Quando um filho mente.

Conheço-a há tantos anos como os anos que tenho de trabalho. Sei que gosta de mim, do meu trabalho e que dificilmente me trocará enquanto eu estiver ao seu dispor. Actualmente, estamos na fase da consulta anual, em que predominam as questões "Está tudo bem?"; "A família está toda ela boa?" e as respostas vão surgindo e como sou Dentista, a maioria dos meus utentes acabam por me ouvir mais do eu a eles (e ainda bem, é bom sinal!), porque eu sou uma faladora nata (metralhadora dizem alguns) e tenho sempre algo a dizer ou comentar. 
O que a esta senhora não adivinhava, era que em menos de uma hora adiante, quase tudo estaría mal. 
Contou-me alegremente que já tinha conseguido convencer o filho e o marido a virem às minhas consultas, que também eles, adoravam-me de paixão e que eu era muito atenciosa e carinhosa para com eles. Eu fiquei feliz, mas como atendo tanta gente não consegui identificar o XY e o YX de que me falava, mas os nomes não me eram de todos estranhos, porque além de serem nomes relativamente comuns, tinha-os visto quase de certeza há algumas semanas, embora adiantasse que não me lembrava especificamente deles, agradeci os elogios. 

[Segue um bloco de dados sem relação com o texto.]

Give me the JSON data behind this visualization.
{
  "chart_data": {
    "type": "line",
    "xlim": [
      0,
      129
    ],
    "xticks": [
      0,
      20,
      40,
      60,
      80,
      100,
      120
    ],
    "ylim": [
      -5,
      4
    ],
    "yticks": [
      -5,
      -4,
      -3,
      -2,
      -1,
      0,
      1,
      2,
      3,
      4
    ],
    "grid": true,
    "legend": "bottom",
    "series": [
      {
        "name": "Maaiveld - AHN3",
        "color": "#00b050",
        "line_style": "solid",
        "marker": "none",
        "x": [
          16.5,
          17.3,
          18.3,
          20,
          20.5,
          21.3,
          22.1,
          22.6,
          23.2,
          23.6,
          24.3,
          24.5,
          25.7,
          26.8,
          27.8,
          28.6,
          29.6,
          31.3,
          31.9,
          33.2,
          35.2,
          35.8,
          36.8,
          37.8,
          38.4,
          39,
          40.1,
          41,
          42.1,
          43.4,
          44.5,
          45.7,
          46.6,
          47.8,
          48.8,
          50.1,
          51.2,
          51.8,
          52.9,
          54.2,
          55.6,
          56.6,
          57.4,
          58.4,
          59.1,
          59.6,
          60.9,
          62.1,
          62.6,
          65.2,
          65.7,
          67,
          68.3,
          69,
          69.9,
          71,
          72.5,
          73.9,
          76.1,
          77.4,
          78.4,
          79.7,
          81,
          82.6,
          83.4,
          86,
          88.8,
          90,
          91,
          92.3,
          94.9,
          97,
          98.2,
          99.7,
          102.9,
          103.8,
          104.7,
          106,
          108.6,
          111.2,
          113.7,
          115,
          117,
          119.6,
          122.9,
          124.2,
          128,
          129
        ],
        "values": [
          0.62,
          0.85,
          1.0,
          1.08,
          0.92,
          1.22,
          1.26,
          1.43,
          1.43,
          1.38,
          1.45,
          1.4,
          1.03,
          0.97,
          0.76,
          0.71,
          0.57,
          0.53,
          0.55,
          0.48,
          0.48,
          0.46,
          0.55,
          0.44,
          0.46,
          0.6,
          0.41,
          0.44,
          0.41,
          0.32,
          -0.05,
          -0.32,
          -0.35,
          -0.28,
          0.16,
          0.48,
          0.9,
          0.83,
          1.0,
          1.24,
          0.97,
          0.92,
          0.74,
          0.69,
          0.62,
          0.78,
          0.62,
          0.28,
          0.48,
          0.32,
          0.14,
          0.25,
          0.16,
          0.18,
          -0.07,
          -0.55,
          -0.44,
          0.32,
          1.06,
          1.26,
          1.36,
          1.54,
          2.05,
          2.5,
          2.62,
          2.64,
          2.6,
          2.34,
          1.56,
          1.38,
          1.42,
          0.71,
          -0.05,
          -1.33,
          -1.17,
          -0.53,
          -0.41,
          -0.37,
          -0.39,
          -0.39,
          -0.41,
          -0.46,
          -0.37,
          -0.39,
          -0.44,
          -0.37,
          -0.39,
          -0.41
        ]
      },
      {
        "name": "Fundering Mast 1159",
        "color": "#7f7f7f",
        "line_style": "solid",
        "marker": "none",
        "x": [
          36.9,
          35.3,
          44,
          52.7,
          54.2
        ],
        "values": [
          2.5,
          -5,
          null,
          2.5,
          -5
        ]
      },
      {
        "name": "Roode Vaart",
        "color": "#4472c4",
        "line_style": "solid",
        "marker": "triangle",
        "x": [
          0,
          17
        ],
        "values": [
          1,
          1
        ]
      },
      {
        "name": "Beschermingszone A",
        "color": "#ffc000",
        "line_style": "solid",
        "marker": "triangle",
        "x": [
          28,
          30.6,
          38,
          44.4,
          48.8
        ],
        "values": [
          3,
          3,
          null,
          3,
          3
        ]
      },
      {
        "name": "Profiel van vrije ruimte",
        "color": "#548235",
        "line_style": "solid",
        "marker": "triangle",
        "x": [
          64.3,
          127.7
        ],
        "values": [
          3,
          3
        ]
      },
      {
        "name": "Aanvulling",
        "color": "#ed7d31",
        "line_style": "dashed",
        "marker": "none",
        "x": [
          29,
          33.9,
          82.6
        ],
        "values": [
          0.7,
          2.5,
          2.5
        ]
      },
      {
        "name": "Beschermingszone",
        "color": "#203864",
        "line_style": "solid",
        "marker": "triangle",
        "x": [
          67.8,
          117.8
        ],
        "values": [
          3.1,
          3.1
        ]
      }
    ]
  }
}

"Dra, diga-me só uma coisa. Não é pelo dinheiro, eu só quero que fique tudo bem com o meu filho e que ele finalmente tenha os dentes bonitos e tratadinhos! Eu sei que ele tem a boca numa miséria, o medo que ele tinha levou-o àquele estado, mas 1400 euros para tratar a boca toda?! Não é fácil e não é para qualquer um. Mas eu estou a ajudá-lo..."
Achei muito estranho um valor tão elevado para uma reabilitação removível, contudo tentei não o demonstrar, avançámos com a consulta da senhora e o pior veio pouco depois.

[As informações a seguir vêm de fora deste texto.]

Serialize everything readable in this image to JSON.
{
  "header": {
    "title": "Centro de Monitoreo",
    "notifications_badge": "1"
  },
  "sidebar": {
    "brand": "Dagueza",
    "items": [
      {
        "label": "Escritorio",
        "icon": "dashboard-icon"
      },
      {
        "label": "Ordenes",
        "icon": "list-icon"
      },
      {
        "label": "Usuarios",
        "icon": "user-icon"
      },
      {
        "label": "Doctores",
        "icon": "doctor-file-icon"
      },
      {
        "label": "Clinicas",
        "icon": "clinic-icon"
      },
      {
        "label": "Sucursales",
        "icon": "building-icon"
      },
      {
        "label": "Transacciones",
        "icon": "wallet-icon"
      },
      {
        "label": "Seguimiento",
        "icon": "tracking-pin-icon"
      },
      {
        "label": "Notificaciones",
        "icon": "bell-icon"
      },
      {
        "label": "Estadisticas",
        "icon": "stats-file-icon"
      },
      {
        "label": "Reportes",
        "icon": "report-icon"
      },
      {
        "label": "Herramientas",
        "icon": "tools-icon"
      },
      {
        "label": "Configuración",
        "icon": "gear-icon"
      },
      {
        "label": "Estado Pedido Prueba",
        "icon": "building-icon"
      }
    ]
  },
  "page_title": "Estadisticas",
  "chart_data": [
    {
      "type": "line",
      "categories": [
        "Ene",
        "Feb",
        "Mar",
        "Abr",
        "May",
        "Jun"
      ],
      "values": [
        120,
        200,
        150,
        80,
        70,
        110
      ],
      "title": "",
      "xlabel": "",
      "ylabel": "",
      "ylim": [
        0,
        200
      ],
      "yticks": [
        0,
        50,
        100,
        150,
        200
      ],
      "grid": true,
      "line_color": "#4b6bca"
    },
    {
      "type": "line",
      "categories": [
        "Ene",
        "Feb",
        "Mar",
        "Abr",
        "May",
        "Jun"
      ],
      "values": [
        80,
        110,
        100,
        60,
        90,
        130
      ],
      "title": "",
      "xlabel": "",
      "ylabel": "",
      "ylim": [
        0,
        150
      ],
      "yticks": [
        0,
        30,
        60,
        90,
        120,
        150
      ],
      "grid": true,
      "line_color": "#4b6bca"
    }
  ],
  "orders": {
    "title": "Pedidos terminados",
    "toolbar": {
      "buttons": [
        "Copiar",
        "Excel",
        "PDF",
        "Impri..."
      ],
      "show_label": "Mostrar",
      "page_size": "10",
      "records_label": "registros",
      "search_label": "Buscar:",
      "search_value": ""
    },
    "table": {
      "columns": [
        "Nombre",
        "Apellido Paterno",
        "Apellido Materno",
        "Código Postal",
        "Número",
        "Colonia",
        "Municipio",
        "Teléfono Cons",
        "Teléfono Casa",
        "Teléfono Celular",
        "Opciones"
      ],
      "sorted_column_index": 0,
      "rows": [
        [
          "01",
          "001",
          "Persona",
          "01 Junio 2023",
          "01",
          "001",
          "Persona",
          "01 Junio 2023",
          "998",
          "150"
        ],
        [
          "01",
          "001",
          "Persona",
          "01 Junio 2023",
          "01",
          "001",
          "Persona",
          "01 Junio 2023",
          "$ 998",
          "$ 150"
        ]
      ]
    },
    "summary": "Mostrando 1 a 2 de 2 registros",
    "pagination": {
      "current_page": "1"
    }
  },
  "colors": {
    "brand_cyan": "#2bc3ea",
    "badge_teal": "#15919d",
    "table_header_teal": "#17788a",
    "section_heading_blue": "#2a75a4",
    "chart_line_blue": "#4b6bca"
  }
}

"Dra, pode por favor dizer-me quando é o meu filho regressa à consulta?"
O programa informático com o nome completo do doente permite-me ver todo o registo do utente.
A pessoa em questão não vem ao consultório desde 2014.
Ele e o pai. 
Custou-me a proferir as palavras subsequentes, saber que o que estou a explicar está a magoar, no olhar que me retribuía não vi espanto, nem vergonha.
Apenas vi mágoa
O que disse a seguir partiu-me o coração.

"Pronto, não diga mais nada, eu bem sei o filho que tenho..."

E a raiva que dá saber que há cabrões assim, capazes disto e muito mais?